El arte también se hizo eco de estos cambios. Durante el siglo XV se encontraron restos de templos latinos y griegos. Las obras de los grandes pensadores de la Antigüedad comenzaron a ser traducidas y difundidas a toda Europa a través del invento de Gutenberg: la imprenta de tipos móviles. Los artistas del Renacimiento exaltaban las ideas grecorromanas que erigían al hombre como «la medida de todas las cosas», al decir del pensador griego Protágoras. La pintura, la arquitectura y la literatura de la época dan testimonio de esa máxima humanista. Leonardo Da Vinci, Miguel Ángel y Rafael son los grandes nombres de la pintura y la escultura renacentistas. En sus obras muestran el cuerpo ­humano desnudo, con la precisión de anatomistas. El hombre era grande y así debía ser glorificado. En la literatura, Dante Alighieri y Cervantes celebran la figura del aventurero que se lanza a descubrir nuevos mundos —Dante viajando a través del Infierno, el Purgatorio y el Paraíso; el Quijote soñando sus alocadas aventuras junto a Sancho Panza.

El artista salió del anonimato en que había vivido durante la Edad Media, época en que firmar una obra era mal visto, dado que el hombre no podía competir con Dios como creador. Ahora el artista, el escritor, el científico o el filósofo eran autores de obras y prestaban sus servicios a quien pagara mejor por su talento. El conocimiento y el arte también se transformaron en una mercadería sometida a las leyes de la oferta y la demanda.
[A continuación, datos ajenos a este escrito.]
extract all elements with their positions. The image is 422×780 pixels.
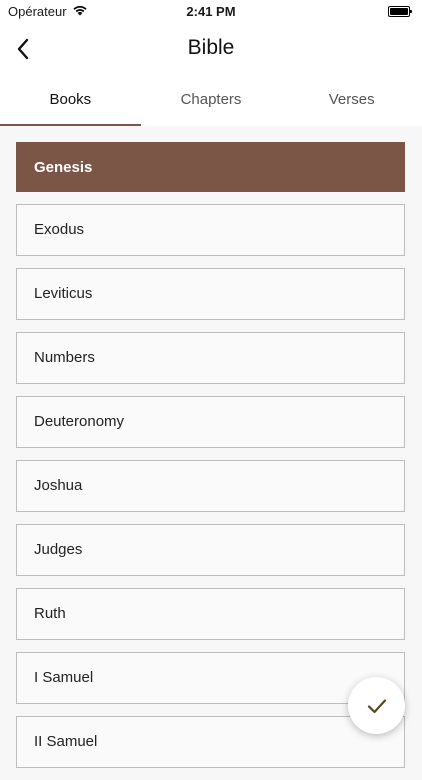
checkmark-icon [367, 698, 386, 713]
tab-chapters[interactable]: Chapters [141, 74, 282, 126]
book-item-ii-samuel[interactable]: II Samuel [16, 716, 405, 768]
book-item-leviticus[interactable]: Leviticus [16, 268, 405, 320]
battery-icon [388, 6, 412, 17]
confirm-button[interactable] [348, 677, 405, 734]
tab-verses[interactable]: Verses [281, 74, 422, 126]
book-item-genesis[interactable]: Genesis [16, 142, 405, 192]
book-item-joshua[interactable]: Joshua [16, 460, 405, 512]
status-bar: Opérateur 2:41 PM [0, 0, 422, 24]
status-time: 2:41 PM [186, 4, 236, 19]
tab-books[interactable]: Books [0, 74, 141, 126]
book-item-judges[interactable]: Judges [16, 524, 405, 576]
book-item-ruth[interactable]: Ruth [16, 588, 405, 640]
book-item-i-samuel[interactable]: I Samuel [16, 652, 405, 704]
book-item-deuteronomy[interactable]: Deuteronomy [16, 396, 405, 448]
book-item-exodus[interactable]: Exodus [16, 204, 405, 256]
navigation-bar: Bible [0, 24, 422, 74]
tab-bar: Books Chapters Verses [0, 74, 422, 126]
book-list: Genesis Exodus Leviticus Numbers Deutero… [16, 142, 406, 780]
book-item-numbers[interactable]: Numbers [16, 332, 405, 384]
page-title: Bible [187, 36, 235, 59]
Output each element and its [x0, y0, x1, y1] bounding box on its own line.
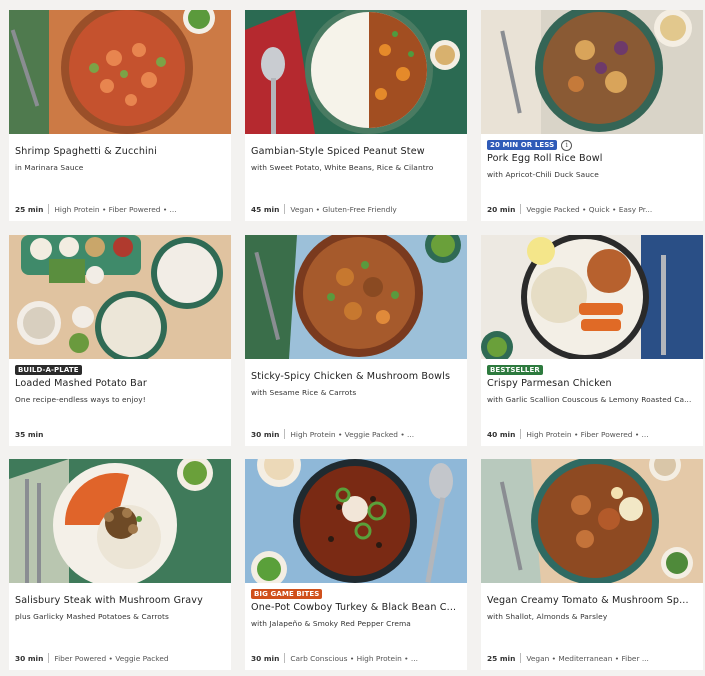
- cook-time: 20 min: [487, 204, 516, 214]
- meta-divider: [48, 653, 50, 663]
- recipe-subtitle: with Sweet Potato, White Beans, Rice & C…: [251, 163, 434, 172]
- recipe-card[interactable]: BUILD-A-PLATE Loaded Mashed Potato Bar O…: [9, 235, 231, 446]
- meta-divider: [284, 653, 286, 663]
- recipe-tags: Carb Conscious • High Protein • ...: [290, 653, 418, 663]
- recipe-photo[interactable]: [245, 459, 467, 583]
- meta-divider: [284, 429, 286, 439]
- cook-time: 40 min: [487, 429, 516, 439]
- recipe-title: Shrimp Spaghetti & Zucchini: [15, 146, 157, 157]
- meta-divider: [520, 204, 522, 214]
- recipe-title: Loaded Mashed Potato Bar: [15, 378, 147, 389]
- recipe-photo[interactable]: [481, 235, 703, 359]
- recipe-title: Gambian-Style Spiced Peanut Stew: [251, 146, 425, 157]
- badge: BIG GAME BITES: [251, 589, 323, 599]
- recipe-tags: High Protein • Veggie Packed • ...: [290, 429, 415, 439]
- recipe-meta: 35 min: [15, 430, 225, 439]
- recipe-card-body: Sticky-Spicy Chicken & Mushroom Bowls wi…: [251, 364, 461, 446]
- recipe-meta: 45 min Vegan • Gluten-Free Friendly: [251, 204, 461, 214]
- recipe-photo[interactable]: [481, 459, 703, 583]
- recipe-subtitle: with Shallot, Almonds & Parsley: [487, 612, 608, 621]
- info-icon[interactable]: i: [561, 139, 573, 151]
- recipe-card[interactable]: Salisbury Steak with Mushroom Gravy plus…: [9, 459, 231, 670]
- recipe-tags: High Protein • Fiber Powered • ...: [54, 204, 177, 214]
- recipe-subtitle: One recipe-endless ways to enjoy!: [15, 395, 146, 404]
- badge: BESTSELLER: [487, 365, 543, 375]
- badge-row: BIG GAME BITES: [251, 588, 461, 600]
- recipe-meta: 25 min High Protein • Fiber Powered • ..…: [15, 204, 225, 214]
- recipe-tags: High Protein • Fiber Powered • ...: [526, 429, 649, 439]
- recipe-subtitle: with Sesame Rice & Carrots: [251, 388, 357, 397]
- recipe-card-body: Vegan Creamy Tomato & Mushroom Sp... wit…: [487, 588, 697, 670]
- recipe-subtitle: with Garlic Scallion Couscous & Lemony R…: [487, 395, 692, 404]
- meta-divider: [520, 429, 522, 439]
- meta-divider: [48, 204, 50, 214]
- meta-divider: [284, 204, 286, 214]
- recipe-tags: Veggie Packed • Quick • Easy Pr...: [526, 204, 653, 214]
- recipe-card-body: Salisbury Steak with Mushroom Gravy plus…: [15, 588, 225, 670]
- recipe-grid: Shrimp Spaghetti & Zucchini in Marinara …: [0, 0, 705, 676]
- badge-row: 20 MIN OR LESS i: [487, 139, 697, 151]
- recipe-subtitle: with Apricot-Chili Duck Sauce: [487, 170, 599, 179]
- recipe-card[interactable]: Shrimp Spaghetti & Zucchini in Marinara …: [9, 10, 231, 221]
- recipe-meta: 30 min Fiber Powered • Veggie Packed: [15, 653, 225, 663]
- recipe-card[interactable]: Sticky-Spicy Chicken & Mushroom Bowls wi…: [245, 235, 467, 446]
- recipe-title: One-Pot Cowboy Turkey & Black Bean C...: [251, 602, 457, 613]
- recipe-tags: Vegan • Gluten-Free Friendly: [290, 204, 397, 214]
- recipe-card[interactable]: BIG GAME BITES One-Pot Cowboy Turkey & B…: [245, 459, 467, 670]
- recipe-subtitle: in Marinara Sauce: [15, 163, 84, 172]
- cook-time: 25 min: [487, 653, 516, 663]
- recipe-subtitle: plus Garlicky Mashed Potatoes & Carrots: [15, 612, 169, 621]
- recipe-title: Sticky-Spicy Chicken & Mushroom Bowls: [251, 371, 451, 382]
- cook-time: 25 min: [15, 204, 44, 214]
- recipe-photo[interactable]: [245, 10, 467, 134]
- recipe-meta: 30 min Carb Conscious • High Protein • .…: [251, 653, 461, 663]
- badge-row: BUILD-A-PLATE: [15, 364, 225, 376]
- recipe-meta: 30 min High Protein • Veggie Packed • ..…: [251, 429, 461, 439]
- recipe-card[interactable]: Gambian-Style Spiced Peanut Stew with Sw…: [245, 10, 467, 221]
- recipe-meta: 40 min High Protein • Fiber Powered • ..…: [487, 429, 697, 439]
- cook-time: 30 min: [15, 653, 44, 663]
- recipe-title: Salisbury Steak with Mushroom Gravy: [15, 595, 203, 606]
- cook-time: 45 min: [251, 204, 280, 214]
- recipe-card-body: BUILD-A-PLATE Loaded Mashed Potato Bar O…: [15, 364, 225, 446]
- recipe-card-body: BIG GAME BITES One-Pot Cowboy Turkey & B…: [251, 588, 461, 670]
- recipe-photo[interactable]: [9, 459, 231, 583]
- recipe-card[interactable]: BESTSELLER Crispy Parmesan Chicken with …: [481, 235, 703, 446]
- recipe-card-body: 20 MIN OR LESS i Pork Egg Roll Rice Bowl…: [487, 139, 697, 221]
- recipe-subtitle: with Jalapeño & Smoky Red Pepper Crema: [251, 619, 411, 628]
- badge-row: BESTSELLER: [487, 364, 697, 376]
- recipe-photo[interactable]: [9, 10, 231, 134]
- cook-time: 30 min: [251, 429, 280, 439]
- recipe-meta: 25 min Vegan • Mediterranean • Fiber ...: [487, 653, 697, 663]
- recipe-card-body: BESTSELLER Crispy Parmesan Chicken with …: [487, 364, 697, 446]
- badge: BUILD-A-PLATE: [15, 365, 82, 375]
- recipe-card-body: Gambian-Style Spiced Peanut Stew with Sw…: [251, 139, 461, 221]
- cook-time: 35 min: [15, 430, 44, 439]
- cook-time: 30 min: [251, 653, 280, 663]
- recipe-photo[interactable]: [245, 235, 467, 359]
- recipe-card[interactable]: 20 MIN OR LESS i Pork Egg Roll Rice Bowl…: [481, 10, 703, 221]
- recipe-title: Pork Egg Roll Rice Bowl: [487, 153, 603, 164]
- recipe-photo[interactable]: [481, 10, 703, 134]
- recipe-photo[interactable]: [9, 235, 231, 359]
- meta-divider: [520, 653, 522, 663]
- recipe-card-body: Shrimp Spaghetti & Zucchini in Marinara …: [15, 139, 225, 221]
- recipe-title: Vegan Creamy Tomato & Mushroom Sp...: [487, 595, 689, 606]
- recipe-tags: Vegan • Mediterranean • Fiber ...: [526, 653, 649, 663]
- recipe-meta: 20 min Veggie Packed • Quick • Easy Pr..…: [487, 204, 697, 214]
- recipe-title: Crispy Parmesan Chicken: [487, 378, 612, 389]
- recipe-card[interactable]: Vegan Creamy Tomato & Mushroom Sp... wit…: [481, 459, 703, 670]
- recipe-tags: Fiber Powered • Veggie Packed: [54, 653, 169, 663]
- badge: 20 MIN OR LESS: [487, 140, 558, 150]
En conclusión, en el Renacimiento está el germen de la explosión comercial que encontraría su clímax en la Edad Contemporánea. Durante la mayor parte de la historia, los distintos pueblos habían vivido ignorando la existencia unos de los otros. En el Renacimiento el mundo conocido se amplió, el intercambio de mercaderías y la difusión de las ideas se volvieron algo deseable. El mundo comenzaba a ser uno solo, al menos en el plano de las ideas, y caminaba lento pero seguro hacia la que sería la segunda revolución del trabajo, luego de la creación de la agricultura: la Revolución Industrial.